情緒



 多分、それを言葉にすると「情緒」ということだろう。  人が物を判断する時に頭の中を巡る色々な思考。それは新しいものであったり古いものであったり。強い意志であったり弱い意思であったり。刹那な思いであったり永遠の思いであったり。本当に色々な思いを掻き分けながら人は判断をしていく。

 取るに足らない事ならば、簡単に答えも出るだろう。しかし自分のもっとも大切な部分にそれが隣接している場合、おいそれと答えは出せずにあれやこれやと悩みだす。そして二者択一の問答の始まりである。

 AかBか。その答が出たら、BなのかCなのか。次は、と頭が回るまで、意識が続くまで、その作業は繰り返される。そして行き着いた先のある場所は。

 それはいわば情緒という人が人として形成されていく過程に蓄積されてきた感情。多分極僅かな人間関係によって築き上げられた感情。そして最も多感で、最もナチュラルで、最もその人である感情。すべての「yes」と「no」はここに収束される。

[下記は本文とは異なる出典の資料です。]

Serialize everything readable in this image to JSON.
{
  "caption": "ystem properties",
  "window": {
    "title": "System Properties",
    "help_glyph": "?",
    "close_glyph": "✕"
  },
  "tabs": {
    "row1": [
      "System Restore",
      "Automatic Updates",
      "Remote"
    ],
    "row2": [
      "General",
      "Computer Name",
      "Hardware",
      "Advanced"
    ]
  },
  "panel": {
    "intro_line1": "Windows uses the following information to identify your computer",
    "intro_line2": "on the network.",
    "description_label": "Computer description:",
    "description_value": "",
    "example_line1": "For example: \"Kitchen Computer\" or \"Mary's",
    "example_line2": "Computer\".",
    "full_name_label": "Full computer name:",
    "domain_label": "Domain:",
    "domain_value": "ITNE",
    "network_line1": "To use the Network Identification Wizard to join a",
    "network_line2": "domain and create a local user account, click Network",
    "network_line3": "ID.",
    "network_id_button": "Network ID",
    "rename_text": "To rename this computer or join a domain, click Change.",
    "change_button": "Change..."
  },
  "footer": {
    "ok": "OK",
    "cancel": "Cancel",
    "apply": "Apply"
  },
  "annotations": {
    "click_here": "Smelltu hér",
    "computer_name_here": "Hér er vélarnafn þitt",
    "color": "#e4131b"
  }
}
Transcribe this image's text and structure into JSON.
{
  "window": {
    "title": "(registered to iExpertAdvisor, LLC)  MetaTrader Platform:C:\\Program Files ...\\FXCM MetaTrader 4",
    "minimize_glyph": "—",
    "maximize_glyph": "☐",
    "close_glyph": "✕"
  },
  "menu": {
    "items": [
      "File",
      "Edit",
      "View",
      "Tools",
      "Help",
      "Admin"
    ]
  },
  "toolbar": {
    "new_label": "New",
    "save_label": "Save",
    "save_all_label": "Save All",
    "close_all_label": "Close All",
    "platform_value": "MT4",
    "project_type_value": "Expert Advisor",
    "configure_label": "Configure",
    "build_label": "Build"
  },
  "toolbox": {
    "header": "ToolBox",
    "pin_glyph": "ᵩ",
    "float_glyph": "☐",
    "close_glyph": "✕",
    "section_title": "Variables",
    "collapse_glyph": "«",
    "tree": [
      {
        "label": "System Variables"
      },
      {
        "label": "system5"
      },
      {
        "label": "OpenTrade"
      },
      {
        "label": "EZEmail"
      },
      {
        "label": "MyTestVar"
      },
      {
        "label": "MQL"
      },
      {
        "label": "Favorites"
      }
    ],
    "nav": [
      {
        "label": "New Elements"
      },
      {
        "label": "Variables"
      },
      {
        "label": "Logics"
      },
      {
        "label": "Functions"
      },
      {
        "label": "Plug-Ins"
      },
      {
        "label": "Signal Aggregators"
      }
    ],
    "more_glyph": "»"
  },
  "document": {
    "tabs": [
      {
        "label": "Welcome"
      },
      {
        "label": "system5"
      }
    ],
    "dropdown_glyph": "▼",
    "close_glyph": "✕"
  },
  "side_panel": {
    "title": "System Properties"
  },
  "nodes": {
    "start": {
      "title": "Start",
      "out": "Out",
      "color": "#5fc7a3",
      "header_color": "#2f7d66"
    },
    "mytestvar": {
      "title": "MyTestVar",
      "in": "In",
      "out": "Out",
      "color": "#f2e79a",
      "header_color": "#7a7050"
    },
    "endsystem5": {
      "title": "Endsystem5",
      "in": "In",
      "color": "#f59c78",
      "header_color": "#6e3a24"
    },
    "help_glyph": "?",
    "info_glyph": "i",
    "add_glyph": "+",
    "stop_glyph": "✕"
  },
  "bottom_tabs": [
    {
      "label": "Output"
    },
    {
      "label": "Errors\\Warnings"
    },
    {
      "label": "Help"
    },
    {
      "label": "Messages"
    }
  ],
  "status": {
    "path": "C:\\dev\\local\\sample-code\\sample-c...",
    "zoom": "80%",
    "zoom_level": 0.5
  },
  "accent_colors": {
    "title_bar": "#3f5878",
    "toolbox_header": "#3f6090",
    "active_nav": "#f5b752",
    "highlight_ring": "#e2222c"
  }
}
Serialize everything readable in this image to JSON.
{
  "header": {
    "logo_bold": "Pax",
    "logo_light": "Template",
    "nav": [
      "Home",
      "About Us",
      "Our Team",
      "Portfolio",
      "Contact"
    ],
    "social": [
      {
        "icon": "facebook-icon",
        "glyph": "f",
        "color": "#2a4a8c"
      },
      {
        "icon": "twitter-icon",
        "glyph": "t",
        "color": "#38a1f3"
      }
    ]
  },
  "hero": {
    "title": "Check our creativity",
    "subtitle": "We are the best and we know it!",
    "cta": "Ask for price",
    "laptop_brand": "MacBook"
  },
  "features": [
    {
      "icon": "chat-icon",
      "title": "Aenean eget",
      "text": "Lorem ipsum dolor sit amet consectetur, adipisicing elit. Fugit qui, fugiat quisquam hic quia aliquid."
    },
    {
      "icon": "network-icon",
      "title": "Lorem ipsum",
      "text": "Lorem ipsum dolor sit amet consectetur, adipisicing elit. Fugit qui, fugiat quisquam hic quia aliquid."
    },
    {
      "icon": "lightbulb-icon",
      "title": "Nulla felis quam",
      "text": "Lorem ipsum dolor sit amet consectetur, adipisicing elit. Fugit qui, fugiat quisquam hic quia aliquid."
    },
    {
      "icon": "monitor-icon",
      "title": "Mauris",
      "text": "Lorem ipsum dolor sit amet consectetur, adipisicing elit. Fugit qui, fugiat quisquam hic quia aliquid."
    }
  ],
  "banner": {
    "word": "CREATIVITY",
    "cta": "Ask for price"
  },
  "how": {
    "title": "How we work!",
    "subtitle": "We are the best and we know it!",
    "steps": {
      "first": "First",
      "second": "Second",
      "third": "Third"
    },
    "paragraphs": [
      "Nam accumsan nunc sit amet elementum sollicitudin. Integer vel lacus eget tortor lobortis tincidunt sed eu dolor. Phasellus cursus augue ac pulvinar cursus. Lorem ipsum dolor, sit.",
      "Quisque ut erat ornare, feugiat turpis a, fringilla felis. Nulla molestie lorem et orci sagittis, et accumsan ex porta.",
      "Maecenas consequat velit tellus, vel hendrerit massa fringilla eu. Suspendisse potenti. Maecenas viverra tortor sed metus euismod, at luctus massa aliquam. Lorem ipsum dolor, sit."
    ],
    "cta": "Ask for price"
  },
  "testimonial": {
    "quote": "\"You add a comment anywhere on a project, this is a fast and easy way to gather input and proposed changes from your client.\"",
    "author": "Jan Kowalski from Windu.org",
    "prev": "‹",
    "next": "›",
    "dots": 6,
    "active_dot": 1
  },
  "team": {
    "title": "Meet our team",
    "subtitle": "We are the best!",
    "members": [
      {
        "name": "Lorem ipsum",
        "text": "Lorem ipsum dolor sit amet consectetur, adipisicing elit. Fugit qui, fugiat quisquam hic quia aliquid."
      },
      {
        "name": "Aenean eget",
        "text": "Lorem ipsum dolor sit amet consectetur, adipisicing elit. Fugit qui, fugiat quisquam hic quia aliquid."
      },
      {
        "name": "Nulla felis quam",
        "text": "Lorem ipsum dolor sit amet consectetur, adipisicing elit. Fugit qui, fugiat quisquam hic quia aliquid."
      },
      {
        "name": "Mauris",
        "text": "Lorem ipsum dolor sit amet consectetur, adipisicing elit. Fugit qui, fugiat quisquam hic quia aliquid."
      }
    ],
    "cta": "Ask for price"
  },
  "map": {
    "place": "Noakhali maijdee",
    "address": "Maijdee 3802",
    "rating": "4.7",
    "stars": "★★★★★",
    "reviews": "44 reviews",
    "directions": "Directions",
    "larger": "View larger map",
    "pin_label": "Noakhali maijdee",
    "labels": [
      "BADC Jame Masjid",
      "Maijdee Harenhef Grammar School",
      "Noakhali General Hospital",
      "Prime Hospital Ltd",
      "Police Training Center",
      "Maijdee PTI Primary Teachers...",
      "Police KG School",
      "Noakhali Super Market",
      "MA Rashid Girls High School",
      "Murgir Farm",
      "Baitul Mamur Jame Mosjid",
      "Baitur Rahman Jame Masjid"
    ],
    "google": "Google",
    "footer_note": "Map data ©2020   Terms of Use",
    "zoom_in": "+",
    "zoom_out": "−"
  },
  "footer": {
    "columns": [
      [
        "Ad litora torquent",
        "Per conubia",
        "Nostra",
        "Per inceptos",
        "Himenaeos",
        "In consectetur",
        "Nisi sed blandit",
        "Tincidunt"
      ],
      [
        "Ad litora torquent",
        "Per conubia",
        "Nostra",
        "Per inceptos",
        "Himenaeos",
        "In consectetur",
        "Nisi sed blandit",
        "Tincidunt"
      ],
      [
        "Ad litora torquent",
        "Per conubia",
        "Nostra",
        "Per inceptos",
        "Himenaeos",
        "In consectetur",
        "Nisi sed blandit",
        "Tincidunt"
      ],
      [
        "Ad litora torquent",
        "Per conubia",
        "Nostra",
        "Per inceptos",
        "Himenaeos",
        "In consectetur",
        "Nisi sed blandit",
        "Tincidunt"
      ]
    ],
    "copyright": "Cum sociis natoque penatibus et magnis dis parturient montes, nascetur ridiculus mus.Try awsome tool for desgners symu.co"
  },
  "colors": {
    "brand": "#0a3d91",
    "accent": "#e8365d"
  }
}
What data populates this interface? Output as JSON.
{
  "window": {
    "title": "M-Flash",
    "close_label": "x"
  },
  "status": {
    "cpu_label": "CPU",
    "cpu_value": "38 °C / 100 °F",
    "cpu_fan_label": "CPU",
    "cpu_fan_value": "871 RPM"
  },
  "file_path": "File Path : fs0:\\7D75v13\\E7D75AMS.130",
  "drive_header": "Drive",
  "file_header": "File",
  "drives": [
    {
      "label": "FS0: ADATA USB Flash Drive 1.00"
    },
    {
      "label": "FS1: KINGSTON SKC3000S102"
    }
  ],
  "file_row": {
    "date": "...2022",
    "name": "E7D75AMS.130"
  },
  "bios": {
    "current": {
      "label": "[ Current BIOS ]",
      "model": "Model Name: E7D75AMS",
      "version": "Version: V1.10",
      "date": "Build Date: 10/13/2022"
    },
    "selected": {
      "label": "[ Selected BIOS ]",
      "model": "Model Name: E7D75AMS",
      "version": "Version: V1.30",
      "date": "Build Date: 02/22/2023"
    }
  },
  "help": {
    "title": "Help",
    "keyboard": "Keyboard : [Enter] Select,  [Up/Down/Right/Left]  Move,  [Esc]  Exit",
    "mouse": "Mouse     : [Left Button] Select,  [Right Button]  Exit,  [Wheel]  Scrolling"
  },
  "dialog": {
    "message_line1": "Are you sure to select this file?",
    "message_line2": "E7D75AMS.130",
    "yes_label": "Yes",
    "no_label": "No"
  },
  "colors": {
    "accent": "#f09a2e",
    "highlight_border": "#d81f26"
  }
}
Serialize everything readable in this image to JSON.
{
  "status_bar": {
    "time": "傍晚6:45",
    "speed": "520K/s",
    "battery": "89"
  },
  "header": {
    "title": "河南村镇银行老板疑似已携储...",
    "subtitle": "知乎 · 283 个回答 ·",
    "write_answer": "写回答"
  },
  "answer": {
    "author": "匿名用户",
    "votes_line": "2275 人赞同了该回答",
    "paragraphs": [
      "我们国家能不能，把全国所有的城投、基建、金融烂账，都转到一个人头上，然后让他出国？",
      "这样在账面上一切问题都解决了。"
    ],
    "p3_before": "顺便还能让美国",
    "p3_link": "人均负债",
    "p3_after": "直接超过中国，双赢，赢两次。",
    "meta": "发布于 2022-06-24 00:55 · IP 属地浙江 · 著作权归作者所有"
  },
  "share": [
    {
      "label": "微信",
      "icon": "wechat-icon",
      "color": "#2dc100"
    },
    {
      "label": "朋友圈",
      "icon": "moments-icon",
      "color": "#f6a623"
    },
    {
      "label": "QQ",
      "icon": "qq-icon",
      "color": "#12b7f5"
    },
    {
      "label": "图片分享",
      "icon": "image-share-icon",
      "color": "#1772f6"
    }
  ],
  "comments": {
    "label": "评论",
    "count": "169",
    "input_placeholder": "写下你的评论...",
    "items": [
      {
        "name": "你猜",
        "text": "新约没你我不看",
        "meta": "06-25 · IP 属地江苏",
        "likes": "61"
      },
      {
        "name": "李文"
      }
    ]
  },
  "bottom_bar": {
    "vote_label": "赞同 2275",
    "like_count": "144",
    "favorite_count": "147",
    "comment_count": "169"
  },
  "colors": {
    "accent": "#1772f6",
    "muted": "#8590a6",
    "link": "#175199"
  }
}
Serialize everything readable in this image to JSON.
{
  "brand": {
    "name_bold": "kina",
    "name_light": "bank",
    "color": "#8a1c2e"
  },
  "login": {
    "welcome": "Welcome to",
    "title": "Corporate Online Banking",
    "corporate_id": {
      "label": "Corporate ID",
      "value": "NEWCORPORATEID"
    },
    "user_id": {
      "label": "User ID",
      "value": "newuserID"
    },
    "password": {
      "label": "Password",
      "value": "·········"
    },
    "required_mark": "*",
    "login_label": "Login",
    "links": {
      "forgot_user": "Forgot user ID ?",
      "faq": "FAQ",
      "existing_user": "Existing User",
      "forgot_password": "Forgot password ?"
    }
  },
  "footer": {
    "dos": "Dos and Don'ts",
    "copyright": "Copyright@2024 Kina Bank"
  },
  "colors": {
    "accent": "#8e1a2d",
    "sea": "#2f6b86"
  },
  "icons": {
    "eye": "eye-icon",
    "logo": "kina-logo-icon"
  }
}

 そしてその場所は人間の最も強い感情であると共に、もっとも弱い場所でもある。だから滅多に人はその場所を確認しに行く事をしないし、その場所に触れられる事を恐れるし、ましてはその部分を露呈する事など。

 だからこそ、人を愛した時はその情緒たる部分を真っ先に見つけ出し、守る行動に出なくてはいけない。知らないうちにそこを傷つけていれば、それを治す行動に出なくてはいけない。その人がそれを見せてくれるか、或いは見せていたとしても、あなたがそれに気が付くかは別の話として。